Researchers at the University of California, Berkeley, proposed a new statistical technique in an online-published Science paper for safely using machine learning model predictions to verify scientific hypotheses. This technique, called 'Prediction-Powered Inference' (PPI), leverages a small amount of real-world data to correct the outputs of large, general-purpose models—such as AlphaFold for protein structure prediction—within the context of specific scientific questions.
These models are designed for generality—they can answer many questions, but we don’t know which questions they handle well and which they don’t. If you use them blindly, unaware of which scenario you’re in, you might get incorrect answers. PPI allows you to use these models while also correcting for errors without needing to understand their nature.
In scientific experiments, researchers typically seek not just a single answer but a range of possible answers. This is achieved by calculating 'confidence intervals,' which, in the simplest cases, can be derived by repeating experiments and observing variations in results. However, in most scientific research, confidence intervals usually refer to summarized or aggregated statistics rather than individual data points. Unfortunately, machine learning systems focus on individual data points and thus cannot provide the uncertainty assessments scientists care about. For example, AlphaFold predicts the structure of a single protein but does not offer a confidence measure for that structure or a way to derive confidence intervals related to general protein properties.
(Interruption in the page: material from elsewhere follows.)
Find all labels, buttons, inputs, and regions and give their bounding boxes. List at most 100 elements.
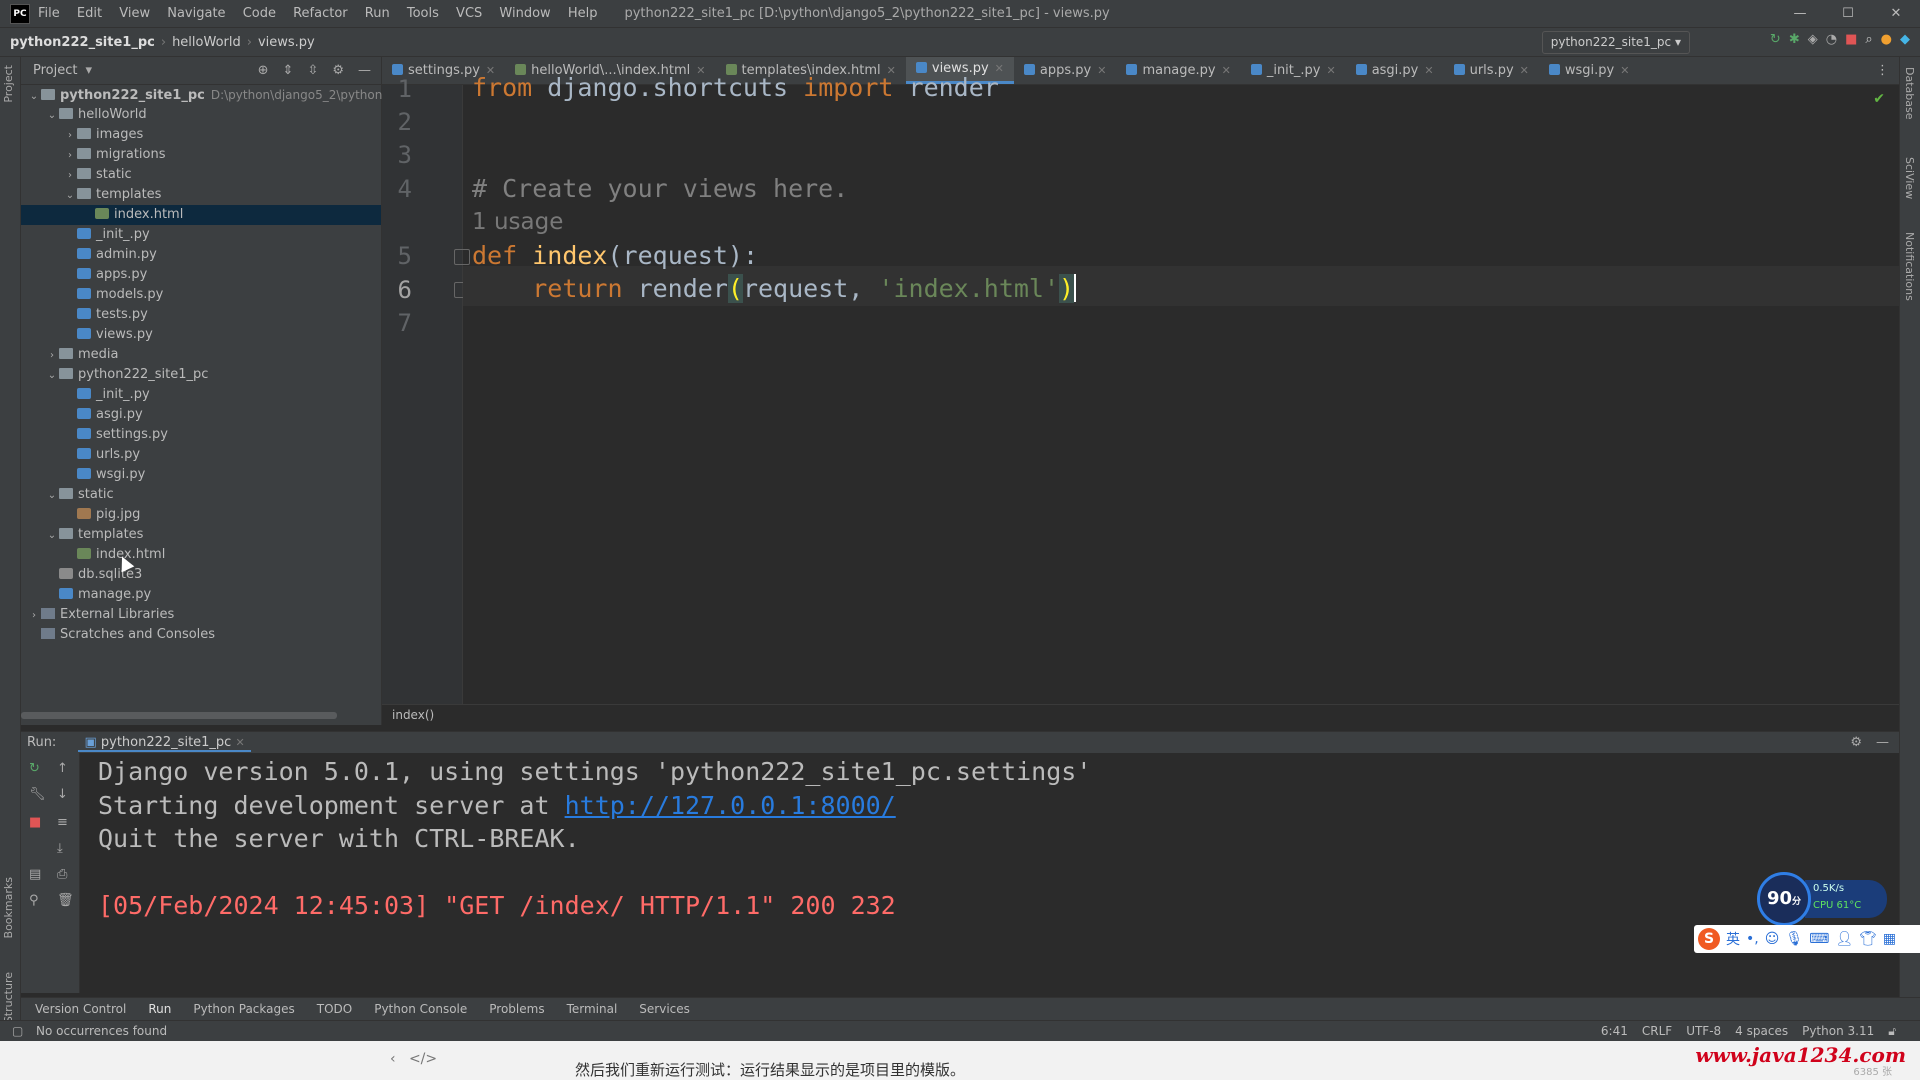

Scientists might attempt to use AlphaFold’s predictions as data to compute classical confidence intervals, overlooking the fact that these predictions are not actual data. The problem with this approach is that machine learning systems carry many potential biases, which can skew results. These biases partly stem from their training data, which often consists of existing scientific studies that may not align with the focus of the current research.
PPI technology enables scientists to integrate predictions from models such as AlphaFold without making any assumptions about how the models are built or trained. To achieve this, PPI requires a small set of unbiased data unrelated to the specific hypothesis under investigation, along with corresponding machine learning predictions for that data. By combining these two sources of evidence, PPI can form valid confidence intervals.
The research team applied PPI technology to algorithms that use satellite images to identify deforestation areas in the Amazon rainforest. While these models are generally accurate when tested separately in different regions of the forest, combining these assessments to estimate deforestation across the entire Amazon rainforest results in highly skewed confidence intervals. This may be due to the models' difficulty in recognizing certain newer deforestation patterns. Using PPI, the team was able to correct biases in the confidence intervals with a small amount of manually labeled deforestation data.
The team also demonstrated how this technology can be applied to various other research fields, including protein folding, galaxy classification, gene expression levels, plankton counting, and the relationship between income and private health insurance. This approach is versatile and serves as an essential component of modern data-intensive, model-intensive, and collaborative science.